Speech and Language Processing (second edition) Daniel Jurafsky and James H. Martin (Stanford University and University of Colorado at Boulder) Pearson Prentice Hall, 2009, xxxi+988 pp; hardbound, ISBN 978-0-13-187321-6, $115.00 Reviewed by Vlado Keselj Dalhousie University

Speech and Language Processing is a general textbook on natural language processing, with an excellent coverage of the area and an unusually broad scope of topics. It includes statistical and symbolic approaches to NLP, as well as the main methods of speech processing. I would rank it as the most appropriate introductory and reference textbook for purposes such as an introductory fourth-year undergraduate or graduate course, a general introduction for an interested reader, or an NLP reference for a researcher or other professional working in an area related to NLP. The book’s contents are organized in an order corresponding to different levels of natural language processing.

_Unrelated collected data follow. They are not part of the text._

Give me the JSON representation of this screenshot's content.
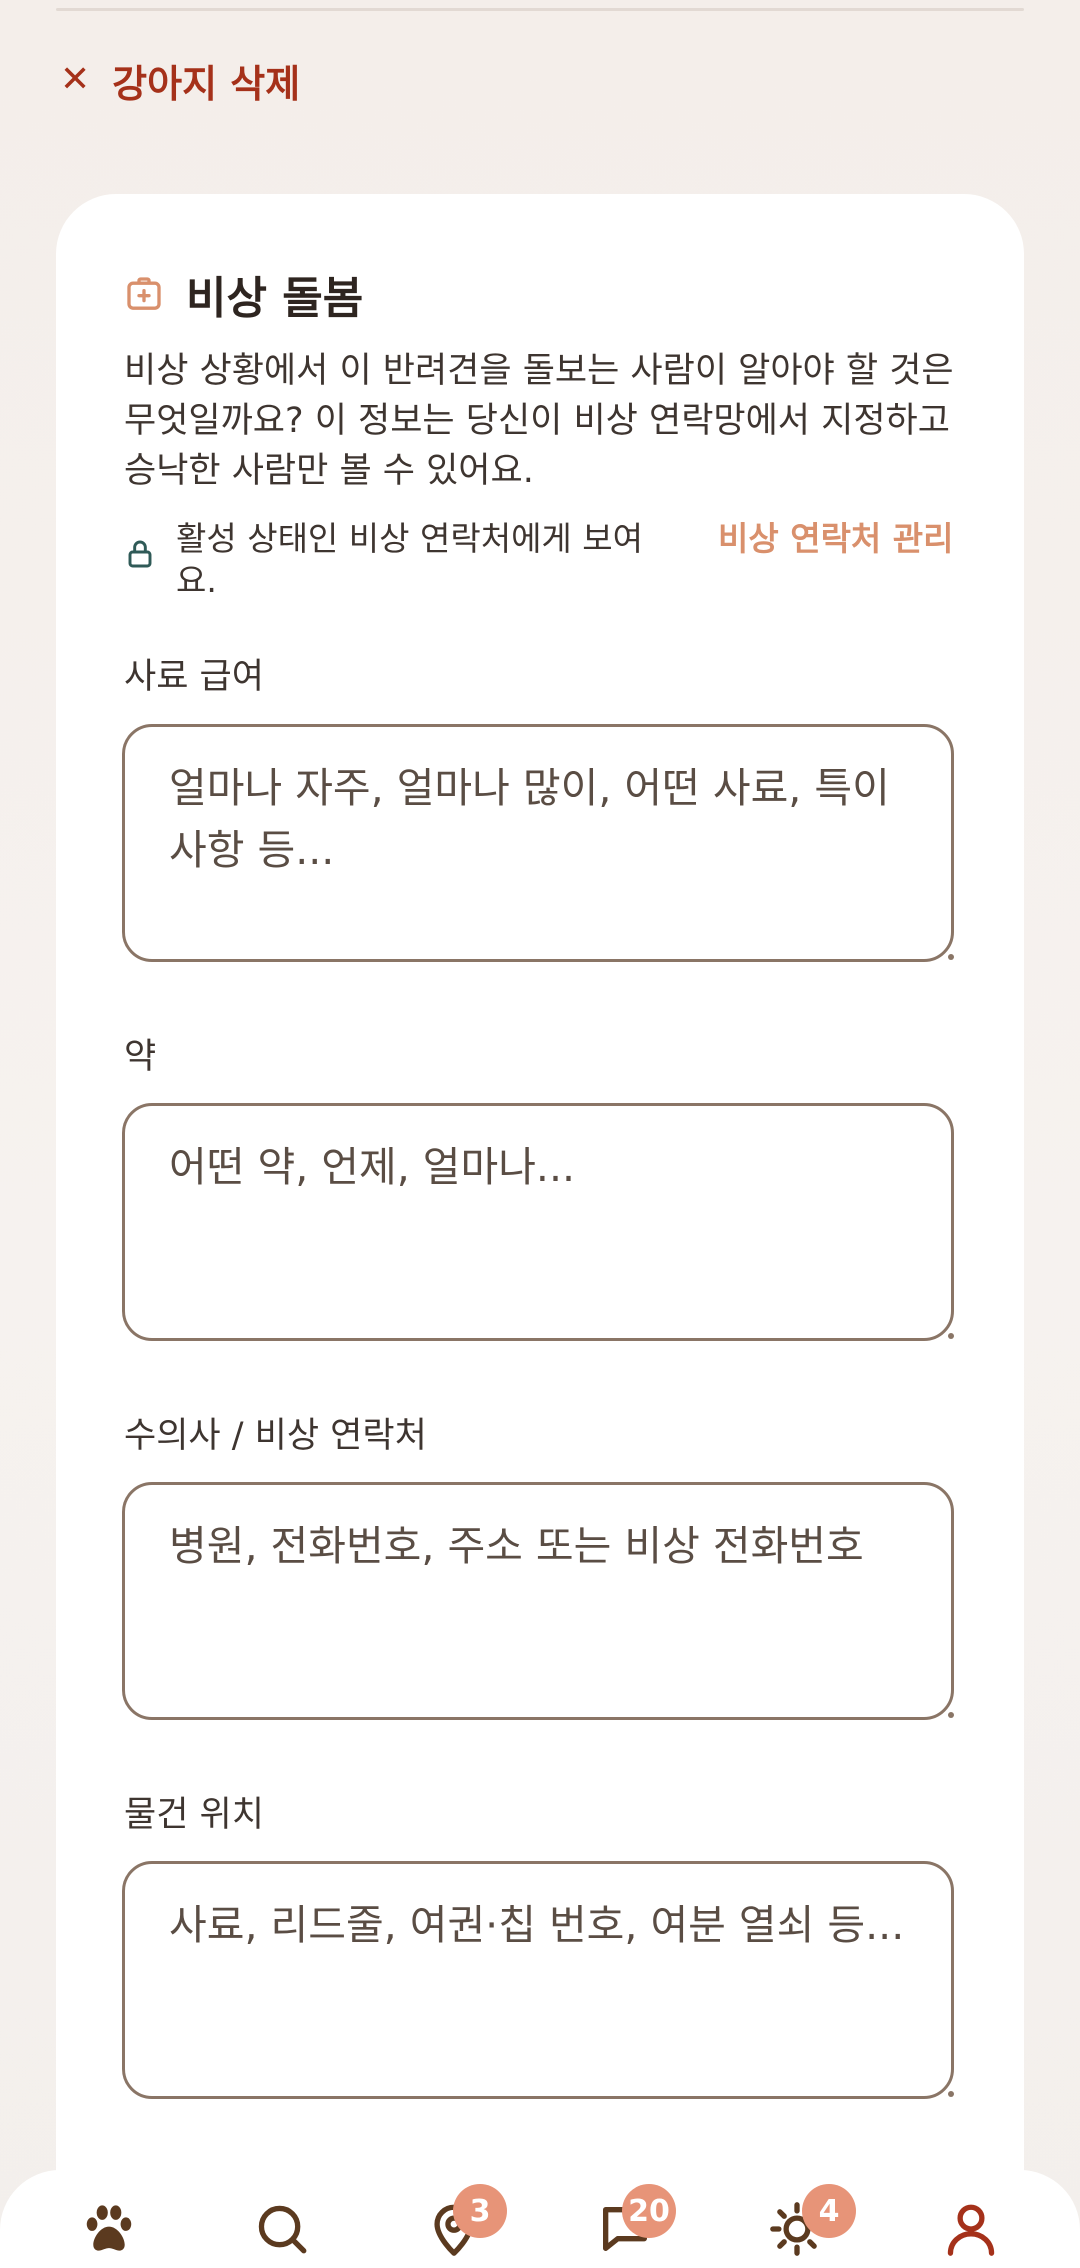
{
  "header": {
    "delete_icon": "close-icon",
    "delete_label": "강아지 삭제"
  },
  "card": {
    "title": "비상 돌봄",
    "title_icon": "medical-kit-icon",
    "description": "비상 상황에서 이 반려견을 돌보는 사람이 알아야 할 것은 무엇일까요? 이 정보는 당신이 비상 연락망에서 지정하고 승낙한 사람만 볼 수 있어요.",
    "visibility_icon": "lock-icon",
    "visibility_text": "활성 상태인 비상 연락처에게 보여요.",
    "manage_link": "비상 연락처 관리"
  },
  "fields": [
    {
      "label": "사료 급여",
      "placeholder": "얼마나 자주, 얼마나 많이, 어떤 사료, 특이사항 등..."
    },
    {
      "label": "약",
      "placeholder": "어떤 약, 언제, 얼마나..."
    },
    {
      "label": "수의사 / 비상 연락처",
      "placeholder": "병원, 전화번호, 주소 또는 비상 전화번호"
    },
    {
      "label": "물건 위치",
      "placeholder": "사료, 리드줄, 여권·칩 번호, 여분 열쇠 등..."
    }
  ],
  "nav": [
    {
      "icon": "paw-icon"
    },
    {
      "icon": "search-icon"
    },
    {
      "icon": "map-pin-icon",
      "badge": "3"
    },
    {
      "icon": "chat-icon",
      "badge": "20"
    },
    {
      "icon": "sun-icon",
      "badge": "4"
    },
    {
      "icon": "profile-icon"
    }
  ],
  "colors": {
    "accent": "#a5311a",
    "link": "#d9906c",
    "badge": "#e79478",
    "border": "#8a7566"
  }
}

After the introductory chapter 1, there are five parts:

r r r r r

Part I, Words: five chapters covering regular expressions, automata, words, transducers, n-grams, part-of-speech tagging, hidden Markov models, and maximum entropy models. Part II, Speech: five chapters covering phonetics, speech synthesis, recognition, and phonology. Part III, Syntax: five chapters covering a formal grammar of English, syntactic and statistical parsing, feature structures and unification, and complexity of language classes. Part IV, Semantics and Pragmatics: five chapters covering representation of meaning, computational semantics, lexical and computational lexical semantics, and computational discourse. Part V, Applications: four chapters covering information extraction, question answering, summarization, dialogue and conversational agents, and machine translation.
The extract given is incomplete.